Novo álbum: Jomoon – ‘Sugar’ –

O cativante álbum de estreia do produtor baseado em Roma Jomoon, Açúcar desenvolve-se maravilhosamente através de paisagens sonoras inventivas e charme emocionalmente melódico – infundindo aspectos de garagem britânica, IDM e música eletrônica experimental em seu som contínuo. Lançado pelo selo NOISEBERRY, com sede em Leipzig, o disco equilibra a tensão despojada com momentos de liberação eufórica. Do turbilhão industrial e não resolvido da abertura “Her Veins” à dançabilidade de “Confession”, Jomoon cria uma linguagem musical única que é ao mesmo tempo misteriosa e emocional. A produção prospera com contenção deliberada e profundidade espacial, tecendo texturas melódicas assustadoras e conduzindo ritmos a um sucesso coeso e envolvente.
Uma eclética abertura de álbum, “Her Veins” se destaca por mostrar a gama tonal emocionante de Jomoon. Um turbilhão perturbador e industrial de distorção se move com intriga pulsante à medida que vocais assustadoramente esporádicos emergem. A sujidade latente e estridente muda drasticamente para frequências de sintetizador mais brilhantes em torno do ponto médio, efervescente em seu charme gotejante e acariciante. “Her Veins” atravessa espectros tonais escuros e claros, tocando como um início atmosférico memorável. “Human Rituals” segue com um efeito rítmico de frente vocal, complementado por graves estrondosos e tremores de sintetizador noturnos.
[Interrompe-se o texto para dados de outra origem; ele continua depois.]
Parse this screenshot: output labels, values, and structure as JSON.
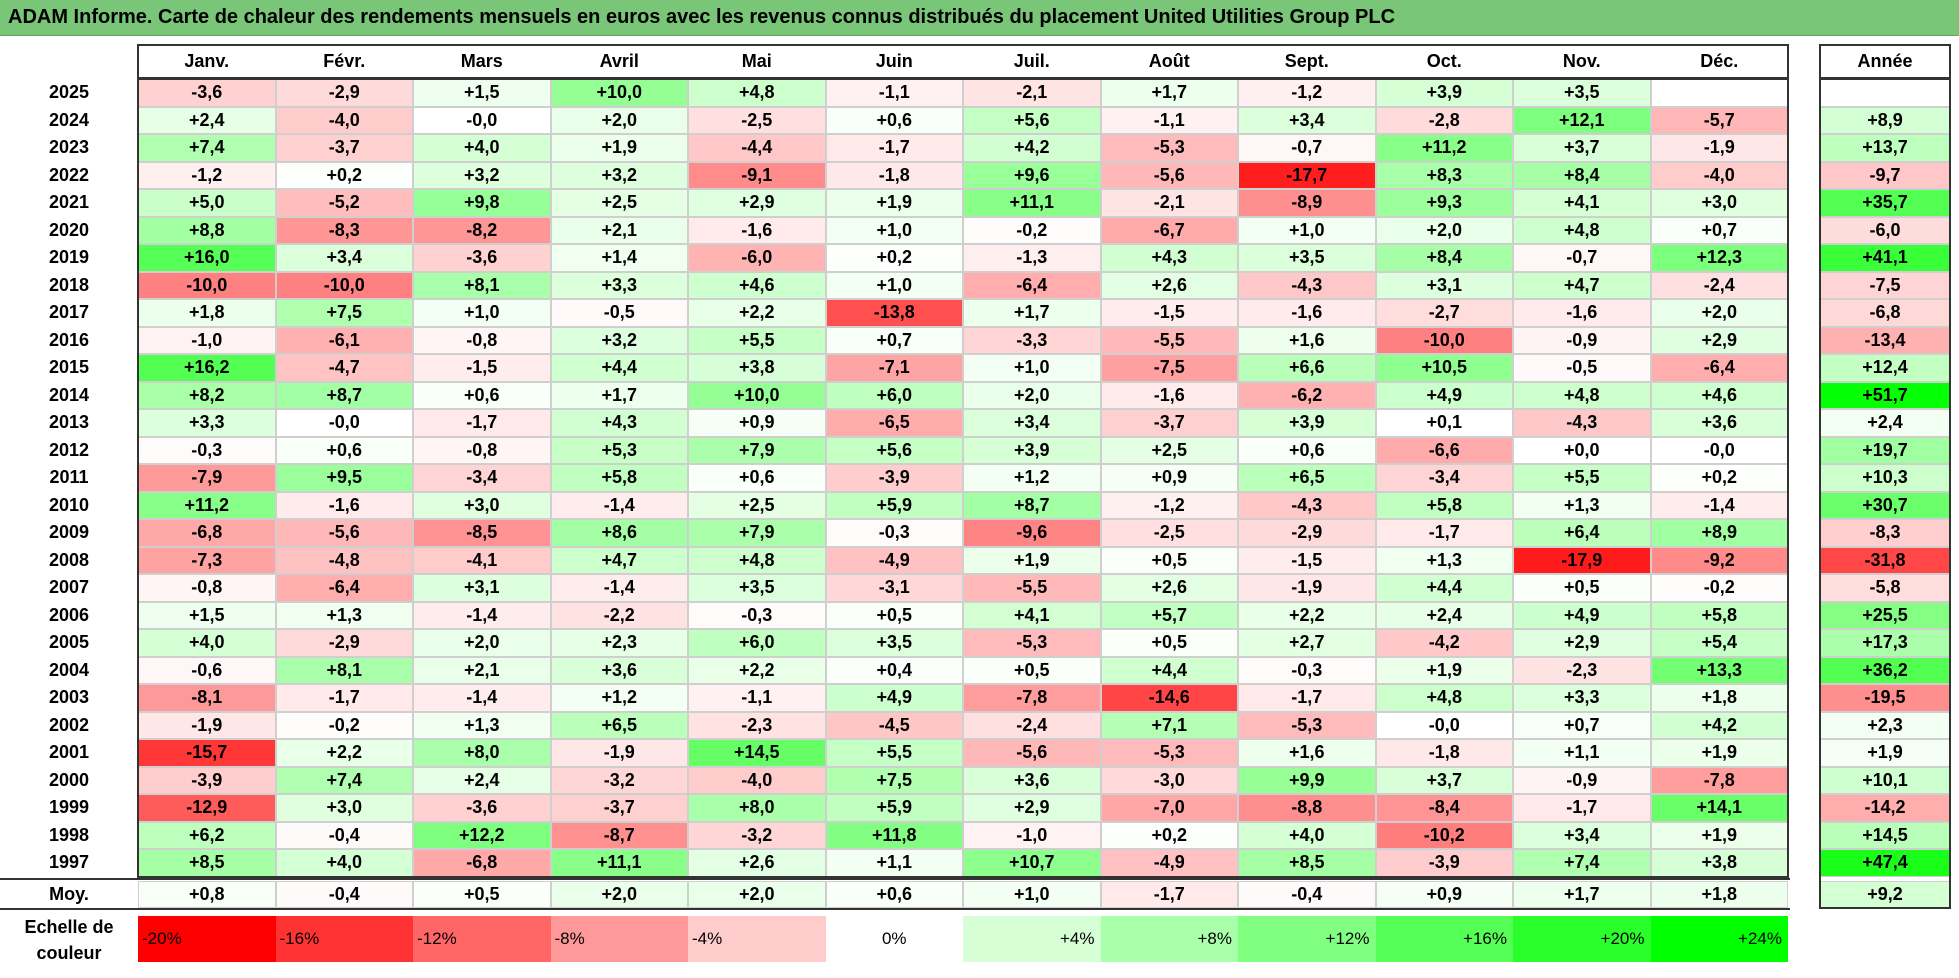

Ritmos carismáticos e eletrônica alegre e ascendente aparecem com impacto fascinante, conduzindo a um final adorável com metais quentes aumentando a destreza vocal rítmica.
“Crystal Eyes” chega em seguida, evocando uma amplitude invernal e gritante que ostenta um estilo que lembra The Knife – particularmente nos reflexos vocais graves da liderança sonhadora, reforçados maravilhosamente pela vibração crepitante à medida que os vocais sobem. O minuto final + então se agita com uma qualidade crescente contínua, agora promovida por propulsões percussivas ocasionais. “Confession” continua o início magnífico do álbum, abraçando um ritmo semelhante a uma batida de coração que evolui para uma variedade melódica de dançabilidade de balançar a cabeça e imersão vocal gaguejante. A faixa envolve suas diferenciações nítidas, porém marcantes, entre a fantasmagórica pop dos sonhos e a agitação da pista de dança.
Também apaixonante por suas frequências de sintetizador exuberantes e presença vocal fascinante, lembrando Victoria Legrand do Beach House, “Fields” deleita-se com seus ritmos pulsantes e floreios de sintetizador espaciais; seus vocais reconfortantes e em camadas hipnotizam por toda parte. “We Said” alcança um bom desempenho dentro de um reino estético diferente, passando para uma incursão eletrônica energética seguindo uma construção climática de eletrônica cinematográfica. Tanto este como o final do álbum “Vicky” têm sucesso no domínio amplamente instrumental, o último infundindo elementos vocais vagos que se assemelham a uma frequência distante dos confins do espaço – murmurando dentro de texturas emergentes e de queima lenta. Cheio de uma atmosfera envolvente e de uma forte mística melódica, Açúcar é um álbum fantástico do Jomoon.